This week, a young man’s life was needlessly destroyed. The 29-year-old man, a resident of Ozone Park, was convicted of manslaughter and sentenced to three to ten years in prison.
The sentence was just and could have been (and should have been) much harsher. But nonetheless, his life has been destroyed by the decisions he made on July 25, 2019.
Even in the future, when he has finally finished his sentence, he will need to live with the memories and knowledge of how he took another human being’s life in a colossal act of stupidity.
He may have destroyed and thrown away his own life, but he is not the victim in this story. That tragic honor belongs to Sivananaintha Perumal, a resident of Woodhaven who was on his way to work at Dunkin’ Donuts in Howard Beach when his life was taken away.
Mr. Perumal was crossing Woodhaven Boulevard at 91st Avenue at 5 a.m. to wait for a bus when he was struck by a car that had been clocked traveling 92 miles per hour. The details of the collision are gruesome and heartbreaking.
The driver struck the man so hard — warning, it’s hard to read this — that he dismembered parts of his body. The front of his car was smashed.
Life is a series of choices. Sometimes we make bad choices and, hopefully, we do a course-correction and make a good choice to balance it out. But this young man made a bad choice followed up by another bad choice followed up by another.
He decided to speed on Woodhaven Boulevard. He struck a man and did not stop. And then he said nothing for two weeks until the police found and arrested him.
And just like that, this young man’s life was needlessly destroyed. I say needlessly because what was this young man trying to accomplish by speeding on Woodhaven Boulevard?
He took Sivananaintha Perumal’s life for nothing. And he will have many long nights behind bars to live with the memories of that night echoing in his head.
If you’re out really late or up very early, you’ll see a lot of speeding cars on Woodhaven Boulevard. Maybe not so many topping 90 miles per hour, but you’ll see more than a few cars cruising past the speed limit.
And for what? To beat the next light? To get where you’re going two minutes faster?
If you’re the kind of person who likes to speed, congratulations for reading this far. I know you think this would never happen to you, or you justify it by saying that you only do it when the road is empty.
Or you might convince yourself that you’re just too gifted a driver to ever let that happen.

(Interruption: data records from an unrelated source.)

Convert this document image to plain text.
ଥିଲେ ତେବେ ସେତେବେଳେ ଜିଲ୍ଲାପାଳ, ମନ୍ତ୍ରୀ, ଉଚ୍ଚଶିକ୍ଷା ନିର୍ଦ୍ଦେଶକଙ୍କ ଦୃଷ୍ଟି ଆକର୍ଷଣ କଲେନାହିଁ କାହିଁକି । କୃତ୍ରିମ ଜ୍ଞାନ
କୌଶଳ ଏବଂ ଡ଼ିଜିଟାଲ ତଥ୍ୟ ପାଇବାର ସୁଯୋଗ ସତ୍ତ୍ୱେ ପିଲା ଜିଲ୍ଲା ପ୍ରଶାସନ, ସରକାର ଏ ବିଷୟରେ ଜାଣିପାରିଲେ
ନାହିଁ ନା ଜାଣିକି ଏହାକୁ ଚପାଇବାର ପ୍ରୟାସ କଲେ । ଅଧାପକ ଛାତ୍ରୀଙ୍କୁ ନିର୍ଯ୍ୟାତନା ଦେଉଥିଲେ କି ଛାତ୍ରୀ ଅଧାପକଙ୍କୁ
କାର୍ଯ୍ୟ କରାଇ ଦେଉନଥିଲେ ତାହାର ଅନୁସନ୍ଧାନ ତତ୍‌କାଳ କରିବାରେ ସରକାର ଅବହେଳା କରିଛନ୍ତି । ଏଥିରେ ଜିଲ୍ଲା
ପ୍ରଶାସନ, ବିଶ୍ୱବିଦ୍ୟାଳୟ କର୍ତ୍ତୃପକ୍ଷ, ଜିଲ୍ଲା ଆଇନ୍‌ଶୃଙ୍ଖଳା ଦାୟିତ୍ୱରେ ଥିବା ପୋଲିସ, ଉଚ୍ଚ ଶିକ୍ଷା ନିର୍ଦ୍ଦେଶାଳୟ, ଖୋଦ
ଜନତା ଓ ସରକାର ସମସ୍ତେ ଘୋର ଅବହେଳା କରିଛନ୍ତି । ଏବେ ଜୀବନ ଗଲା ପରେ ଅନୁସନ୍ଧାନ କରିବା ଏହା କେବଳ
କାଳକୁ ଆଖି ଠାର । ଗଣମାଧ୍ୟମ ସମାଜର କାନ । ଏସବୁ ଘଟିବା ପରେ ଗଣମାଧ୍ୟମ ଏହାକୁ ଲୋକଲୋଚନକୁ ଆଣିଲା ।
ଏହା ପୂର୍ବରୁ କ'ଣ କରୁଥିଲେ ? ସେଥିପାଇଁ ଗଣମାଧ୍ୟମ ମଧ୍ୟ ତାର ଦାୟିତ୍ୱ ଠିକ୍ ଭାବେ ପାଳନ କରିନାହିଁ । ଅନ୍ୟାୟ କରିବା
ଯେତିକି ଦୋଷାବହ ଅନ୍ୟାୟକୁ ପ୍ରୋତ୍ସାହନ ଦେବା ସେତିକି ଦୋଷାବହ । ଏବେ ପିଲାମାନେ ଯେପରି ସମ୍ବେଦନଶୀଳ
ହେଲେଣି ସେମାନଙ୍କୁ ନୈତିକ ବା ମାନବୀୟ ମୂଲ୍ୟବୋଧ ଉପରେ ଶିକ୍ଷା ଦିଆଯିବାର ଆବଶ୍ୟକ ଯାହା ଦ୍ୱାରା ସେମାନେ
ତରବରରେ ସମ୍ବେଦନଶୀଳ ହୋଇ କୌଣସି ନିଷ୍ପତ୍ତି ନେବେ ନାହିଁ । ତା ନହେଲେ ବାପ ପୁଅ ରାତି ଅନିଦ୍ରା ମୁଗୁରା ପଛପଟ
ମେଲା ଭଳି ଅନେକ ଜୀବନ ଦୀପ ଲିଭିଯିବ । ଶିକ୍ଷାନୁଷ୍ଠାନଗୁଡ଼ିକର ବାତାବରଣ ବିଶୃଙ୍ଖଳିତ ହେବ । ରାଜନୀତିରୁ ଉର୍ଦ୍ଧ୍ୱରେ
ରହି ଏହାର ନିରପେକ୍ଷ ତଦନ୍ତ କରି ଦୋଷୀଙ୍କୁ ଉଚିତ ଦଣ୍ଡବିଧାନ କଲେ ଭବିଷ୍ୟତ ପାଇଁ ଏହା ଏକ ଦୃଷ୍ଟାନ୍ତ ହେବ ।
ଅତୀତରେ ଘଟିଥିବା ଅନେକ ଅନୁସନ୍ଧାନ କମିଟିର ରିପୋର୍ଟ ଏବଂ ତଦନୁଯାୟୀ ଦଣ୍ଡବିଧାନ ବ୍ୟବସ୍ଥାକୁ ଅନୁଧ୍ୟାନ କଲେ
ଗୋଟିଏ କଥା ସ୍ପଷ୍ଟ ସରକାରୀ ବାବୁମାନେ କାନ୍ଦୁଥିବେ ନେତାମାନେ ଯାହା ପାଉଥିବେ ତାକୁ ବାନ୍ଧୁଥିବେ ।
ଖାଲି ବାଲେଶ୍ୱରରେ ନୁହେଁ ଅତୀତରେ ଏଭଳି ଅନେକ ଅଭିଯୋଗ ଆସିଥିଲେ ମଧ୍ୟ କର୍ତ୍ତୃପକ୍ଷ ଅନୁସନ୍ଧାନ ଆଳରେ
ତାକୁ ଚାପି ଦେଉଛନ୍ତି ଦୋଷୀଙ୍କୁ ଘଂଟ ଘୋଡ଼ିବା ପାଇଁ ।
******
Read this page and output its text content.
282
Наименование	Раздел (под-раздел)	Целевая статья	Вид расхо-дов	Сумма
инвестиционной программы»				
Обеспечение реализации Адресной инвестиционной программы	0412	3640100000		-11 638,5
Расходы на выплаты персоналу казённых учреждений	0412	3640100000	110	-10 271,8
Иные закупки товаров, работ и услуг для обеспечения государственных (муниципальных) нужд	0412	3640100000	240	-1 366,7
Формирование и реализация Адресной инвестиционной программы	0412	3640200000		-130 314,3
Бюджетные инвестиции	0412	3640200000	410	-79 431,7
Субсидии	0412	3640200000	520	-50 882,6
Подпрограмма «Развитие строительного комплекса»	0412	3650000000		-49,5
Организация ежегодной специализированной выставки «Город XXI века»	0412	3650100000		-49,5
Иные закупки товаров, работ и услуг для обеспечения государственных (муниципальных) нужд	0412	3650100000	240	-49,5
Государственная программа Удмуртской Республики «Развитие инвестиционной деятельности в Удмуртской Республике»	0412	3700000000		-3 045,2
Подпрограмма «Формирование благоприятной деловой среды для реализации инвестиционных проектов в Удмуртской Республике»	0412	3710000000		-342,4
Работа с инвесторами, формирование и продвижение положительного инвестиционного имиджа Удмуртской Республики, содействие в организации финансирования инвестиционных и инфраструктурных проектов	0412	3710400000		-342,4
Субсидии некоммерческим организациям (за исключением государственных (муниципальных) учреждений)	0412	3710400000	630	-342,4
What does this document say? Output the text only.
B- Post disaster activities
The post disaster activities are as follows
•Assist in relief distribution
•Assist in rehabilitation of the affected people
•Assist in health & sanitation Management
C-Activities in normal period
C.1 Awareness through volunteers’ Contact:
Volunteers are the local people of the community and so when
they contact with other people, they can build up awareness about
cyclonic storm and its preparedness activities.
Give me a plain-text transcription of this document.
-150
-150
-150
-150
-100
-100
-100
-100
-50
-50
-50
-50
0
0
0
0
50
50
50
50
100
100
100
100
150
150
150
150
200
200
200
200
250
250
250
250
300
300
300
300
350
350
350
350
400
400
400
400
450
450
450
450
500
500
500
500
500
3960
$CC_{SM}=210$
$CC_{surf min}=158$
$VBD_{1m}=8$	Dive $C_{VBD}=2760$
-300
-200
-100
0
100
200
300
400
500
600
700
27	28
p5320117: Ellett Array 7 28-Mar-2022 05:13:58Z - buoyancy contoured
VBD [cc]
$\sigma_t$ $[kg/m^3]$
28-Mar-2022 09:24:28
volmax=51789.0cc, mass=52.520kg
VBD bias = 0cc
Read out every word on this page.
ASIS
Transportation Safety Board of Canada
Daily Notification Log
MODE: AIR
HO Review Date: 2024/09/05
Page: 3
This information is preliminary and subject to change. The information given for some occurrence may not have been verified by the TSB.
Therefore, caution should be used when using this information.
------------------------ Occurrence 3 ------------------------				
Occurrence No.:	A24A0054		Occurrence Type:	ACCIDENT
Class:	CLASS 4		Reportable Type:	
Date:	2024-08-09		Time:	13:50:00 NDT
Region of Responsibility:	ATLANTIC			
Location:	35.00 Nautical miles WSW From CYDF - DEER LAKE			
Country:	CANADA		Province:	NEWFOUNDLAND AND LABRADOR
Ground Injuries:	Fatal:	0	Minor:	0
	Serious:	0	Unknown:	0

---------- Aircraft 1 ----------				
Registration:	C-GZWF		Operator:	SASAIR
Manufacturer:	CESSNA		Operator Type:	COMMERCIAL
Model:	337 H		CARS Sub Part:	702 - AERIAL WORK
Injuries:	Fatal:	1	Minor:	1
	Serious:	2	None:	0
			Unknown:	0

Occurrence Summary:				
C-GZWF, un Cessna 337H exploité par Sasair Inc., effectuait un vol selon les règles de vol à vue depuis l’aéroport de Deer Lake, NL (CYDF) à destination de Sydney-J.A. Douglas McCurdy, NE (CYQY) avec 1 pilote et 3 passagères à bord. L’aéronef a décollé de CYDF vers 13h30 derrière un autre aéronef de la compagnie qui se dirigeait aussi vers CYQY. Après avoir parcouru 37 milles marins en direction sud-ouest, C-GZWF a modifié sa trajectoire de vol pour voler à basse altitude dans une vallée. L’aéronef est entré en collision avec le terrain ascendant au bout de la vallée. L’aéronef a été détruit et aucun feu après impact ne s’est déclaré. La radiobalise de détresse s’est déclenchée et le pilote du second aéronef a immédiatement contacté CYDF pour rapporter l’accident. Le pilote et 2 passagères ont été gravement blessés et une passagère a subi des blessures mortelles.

The young man behind bars for killing Sivananaintha Perumal once thought the same thing.
Then he made a series of bad choices and his life is in ruins, his freedom gone. Don’t make the same mistake. Don’t throw your life away.
Shortly after Mr. Perumal was killed, close to two-dozen residents joined the Woodhaven Residents’ Block Association holding homemade signs with simple messages laong Woodhaven Boulevard.
One asked drivers to slow down. Another reminded drivers that a man was killed at this spot by a car going 92 miles per hour. Some drivers acknowledged the message with a wave and a smile. Others, believe it or not, were not so friendly.
After reading the signs while sitting at a red light, some drivers sped off at the first sign of green, exerting a little extra “oomph” on the gas pedal as they drove away.
Seriously, what kind of person sees a sign that a man was killed by a speeding car at that very spot, and then speeds off to make some sort of point?
When it was announced back in May that the speed limit on Woodhaven Boulevard was being reduced from 30 to 25 miles per hour, I read several complaints about this online.
Perhaps one of those speeding drivers or online complainers can explain their need to speed to the family of Sivananaintha Perumal.